Mr Serkis confessed he had not read The Lord of the Rings before being offered the part, although Tolkien's other Middle Earth tale, The Hobbit, was a childhood favorite. To get into Gollum's head, he said he read and re-read certain passages and found it "fantastic stuff". During the course of the film, he must transform from Smeagol, the boy who killed his cousin for possession of the ring, into the reptilian Gollum, with his sobbing, hissing language as he talks to himself and the ring, his alter ego which he calls "his precious".

Much of the special effects use 'motion capture', a technique which required Mr Serkis to wear a special suit covered in reflective dots, tracked by a computer-driven camera. The animation can then be overlaid, so the actor realistically drives the character's movements, even if the final appearance is part computer graphics.

New Zealand is becoming a hot-house of film special effects, not least due to costs being vastly lower than in Hollywood.
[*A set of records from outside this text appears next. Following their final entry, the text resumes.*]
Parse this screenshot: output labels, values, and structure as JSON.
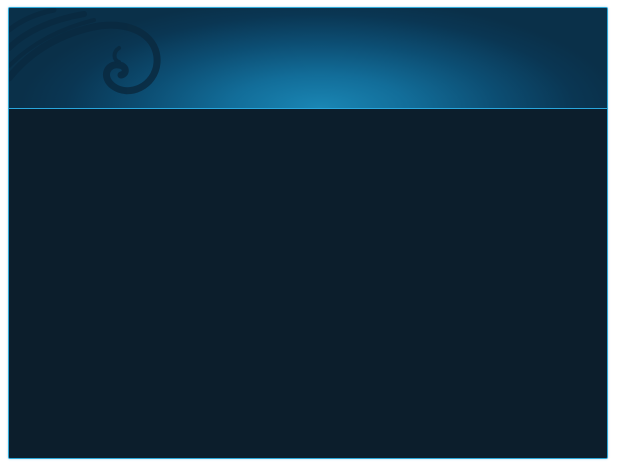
{
  "window": {
    "title": ""
  },
  "header": {
    "decoration_icon": "swirl-ornament-icon",
    "colors": {
      "glow": "#1a86b4",
      "edge": "#0a3049",
      "divider": "#29a6dc"
    }
  },
  "content": {
    "background": "#0c1e2c",
    "text": ""
  },
  "frame": {
    "border_color": "#2fa8d8"
  }
}
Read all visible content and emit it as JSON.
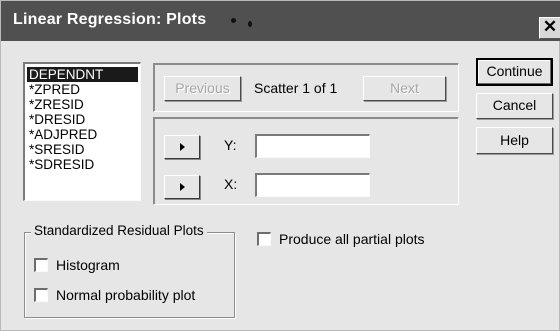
{
  "window": {
    "title": "Linear Regression: Plots"
  },
  "variables": [
    "DEPENDNT",
    "*ZPRED",
    "*ZRESID",
    "*DRESID",
    "*ADJPRED",
    "*SRESID",
    "*SDRESID"
  ],
  "scatter": {
    "previous_label": "Previous",
    "status": "Scatter 1 of 1",
    "next_label": "Next",
    "y_label": "Y:",
    "x_label": "X:",
    "y_value": "",
    "x_value": ""
  },
  "buttons": {
    "continue": "Continue",
    "cancel": "Cancel",
    "help": "Help"
  },
  "residual_group": {
    "title": "Standardized Residual Plots",
    "histogram": "Histogram",
    "normal_probability": "Normal probability plot"
  },
  "partial_plots": {
    "label": "Produce all partial plots"
  }
}
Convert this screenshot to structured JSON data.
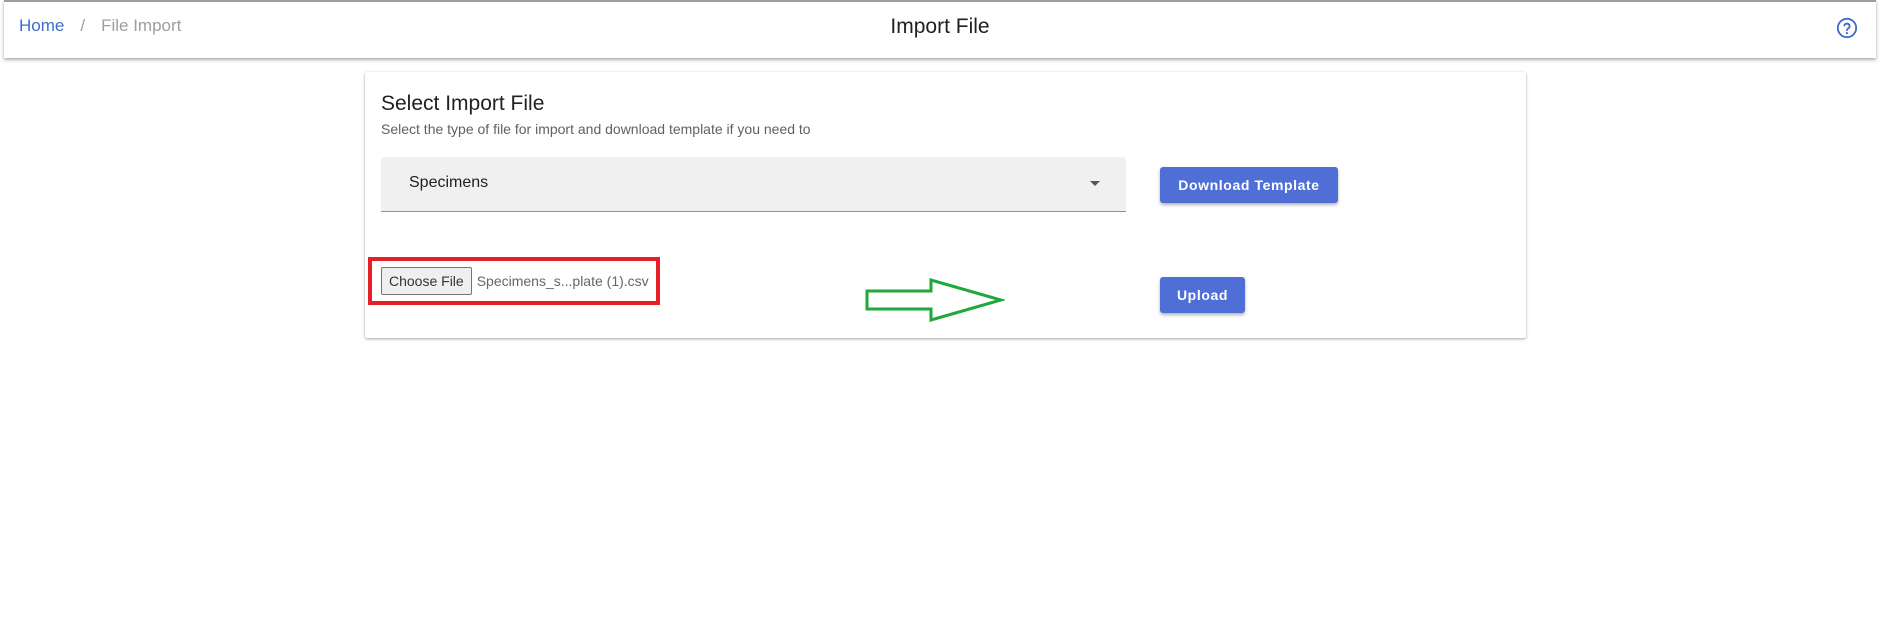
{
  "header": {
    "breadcrumb": {
      "home": "Home",
      "separator": "/",
      "current": "File Import"
    },
    "title": "Import File",
    "help_icon": "help-circle-icon"
  },
  "card": {
    "title": "Select Import File",
    "subtitle": "Select the type of file for import and download template if you need to",
    "file_type_select": {
      "selected": "Specimens"
    },
    "download_template_label": "Download Template",
    "file_input": {
      "button_label": "Choose File",
      "file_name": "Specimens_s...plate (1).csv"
    },
    "upload_label": "Upload"
  },
  "colors": {
    "accent": "#4f6fd6",
    "link": "#3f6cc9",
    "highlight_box": "#e32026",
    "arrow_annotation": "#1fa83a",
    "select_background": "#f0f0f0"
  }
}
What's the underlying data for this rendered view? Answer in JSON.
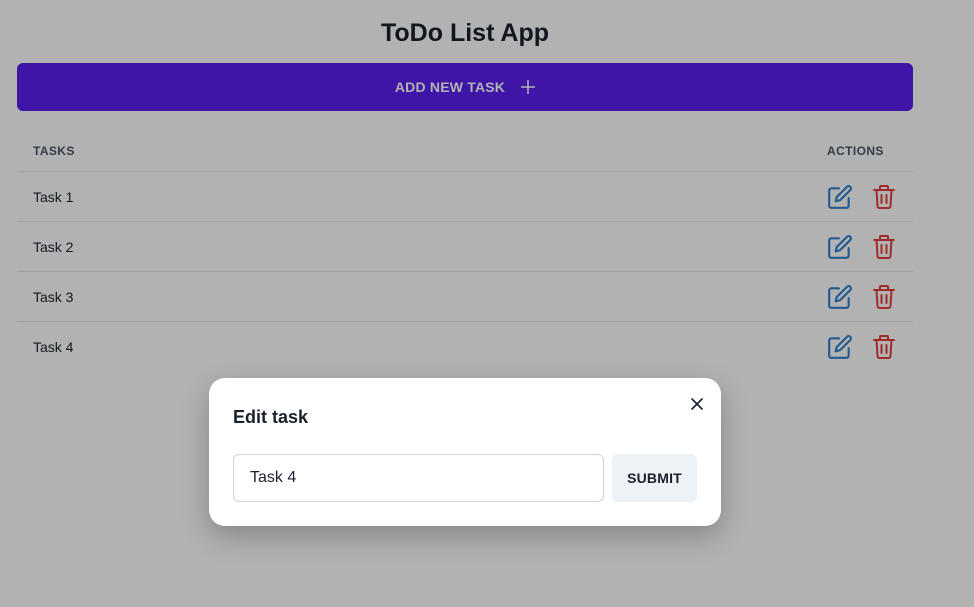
{
  "app": {
    "title": "ToDo List App"
  },
  "add_task": {
    "label": "ADD NEW TASK",
    "icon": "plus-icon",
    "color": "#5a1ff0"
  },
  "table": {
    "headers": {
      "tasks": "TASKS",
      "actions": "ACTIONS"
    },
    "rows": [
      {
        "task": "Task 1"
      },
      {
        "task": "Task 2"
      },
      {
        "task": "Task 3"
      },
      {
        "task": "Task 4"
      }
    ],
    "edit_icon": "edit-icon",
    "delete_icon": "trash-icon",
    "edit_color": "#3182ce",
    "delete_color": "#e53e3e"
  },
  "modal": {
    "title": "Edit task",
    "input_value": "Task 4",
    "submit_label": "SUBMIT",
    "close_icon": "close-icon"
  }
}
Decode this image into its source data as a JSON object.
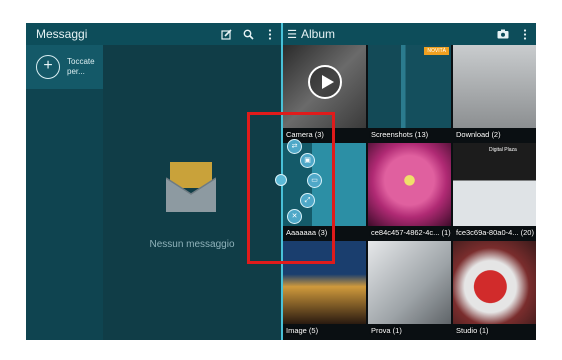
{
  "messages": {
    "title": "Messaggi",
    "compose_label": "Toccate per...",
    "empty_text": "Nessun messaggio",
    "icons": [
      "compose-icon",
      "search-icon",
      "more-icon"
    ]
  },
  "album": {
    "title": "Album",
    "items": [
      {
        "label": "Camera (3)"
      },
      {
        "label": "Screenshots (13)",
        "badge": "NOVITÀ"
      },
      {
        "label": "Download (2)"
      },
      {
        "label": "Aaaaaaa (3)"
      },
      {
        "label": "ce84c457-4862-4c... (1)"
      },
      {
        "label": "fce3c69a-80a0-4... (20)",
        "overlay_text": "Digital Plaza"
      },
      {
        "label": "Image (5)"
      },
      {
        "label": "Prova (1)"
      },
      {
        "label": "Studio (1)"
      }
    ]
  },
  "colors": {
    "header": "#0d4d5a",
    "accent": "#49c1d8",
    "highlight": "#e01b1b"
  }
}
Mr Serkis said the level of artisan skill and craftsmanship which produced the reams of costumes, armaments and equipment impressed him greatly and the scenery was perfect for portraying Middle Earth.

The film, he said, "was a real marriage between acting and animation, and they've got the real cutting edge technology out there. As Peter Jackson said: 'The film should be made because now we have the technology'," he recalls.

The Lord of the Rings has been sandwiched between other films - Shiner, with Sir Michael Caine, pencilled in for release in 2001, and his latest project, 24-hour Party People, but as an actor trained in repertory, he yearns to get back on stage. However, the long-anticipated 'Rings' is special, for film-goers and film-makers alike.

"I do think it's going to be fantastic," said Mr Serkis, "and I very, very rarely say that about anything I do.